Und was geschieht ferner, wenn wir auf Diensten wie Tinder im Sekundentakt über nicht endende Bilderserien wischen können? Über Endlosgalerien aus Gesichtern und Kurzprofilen, die sogar die Auswahl an Menschen selbst ins Unüberschaubare potenziert haben?

Wenn Psychologen schon ab fünfzehn Geschenkschachteln von einer zunehmenden Qual der Wahl sprechen – müsste im heutigen Infinitum der Möglichkeiten nicht längst von einer Pein der Beliebigkeit die Rede sein? Von einer Ohnmacht im Zeitalter des Übermaßes? Mithin von einer Überforderung und lostness, die längst auch zu einer ganz neuen und viel abstrakteren Erscheinungsform von Einsamkeit geführt hat?

Denn einsam ist der Mensch nicht nur unter Menschen. Er wird es irgendwann auch unter einer Überdosis der Reize.
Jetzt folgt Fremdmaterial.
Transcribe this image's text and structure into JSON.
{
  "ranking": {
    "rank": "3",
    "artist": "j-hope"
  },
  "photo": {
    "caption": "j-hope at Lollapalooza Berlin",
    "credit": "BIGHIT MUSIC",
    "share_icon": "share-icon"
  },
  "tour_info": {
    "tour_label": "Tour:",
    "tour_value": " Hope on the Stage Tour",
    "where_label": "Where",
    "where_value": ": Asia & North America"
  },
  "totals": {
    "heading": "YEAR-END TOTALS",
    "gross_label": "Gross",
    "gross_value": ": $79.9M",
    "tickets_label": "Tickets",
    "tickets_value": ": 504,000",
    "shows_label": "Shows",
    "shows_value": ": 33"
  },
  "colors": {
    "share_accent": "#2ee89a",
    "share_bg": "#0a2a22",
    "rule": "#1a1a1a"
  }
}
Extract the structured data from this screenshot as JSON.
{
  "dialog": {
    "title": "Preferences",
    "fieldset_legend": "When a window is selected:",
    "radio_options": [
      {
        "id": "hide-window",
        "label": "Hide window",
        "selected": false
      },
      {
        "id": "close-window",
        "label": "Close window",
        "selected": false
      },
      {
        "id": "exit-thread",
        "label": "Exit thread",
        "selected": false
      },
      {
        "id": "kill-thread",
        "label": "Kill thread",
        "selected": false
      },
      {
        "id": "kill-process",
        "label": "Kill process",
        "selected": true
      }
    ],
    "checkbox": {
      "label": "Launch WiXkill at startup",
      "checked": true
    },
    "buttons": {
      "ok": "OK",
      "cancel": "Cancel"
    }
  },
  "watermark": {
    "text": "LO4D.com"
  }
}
Laut Beobachtungen von Fachleuten wie etwa dem Bonner Kinderpsychiater Michael Winterhoff hat die digitale Überflutung bereits zu einer kollektiven Schädigung der Psyche geführt. In seiner Praxis erlebe er schon seit Mitte der neunziger Jahre, dass sich immer mehr Kinder nicht mehr altersgerecht entwickeln. Und diese Veränderung sei inzwischen auch bei den Erwachsenen angekommen.

Die Menschen fühlen sich überfordert. Der Wechsel von der analogen in die digitale Welt hat das Leben extrem beschleunigt, mit Reizen und Informationen regelrecht überfrachtet. Das Gefühl, ständig unter Strom zu stehen, ist dabei zu einem unterschwelligen Dauerzustand geworden. Der Psychiater Winterhoff führt dies wesentlich auf die pausenlose und flächendeckende mediale Belieferung auf allen Kanälen zurück, die durch das Smartphone auf die Spitze getrieben wird.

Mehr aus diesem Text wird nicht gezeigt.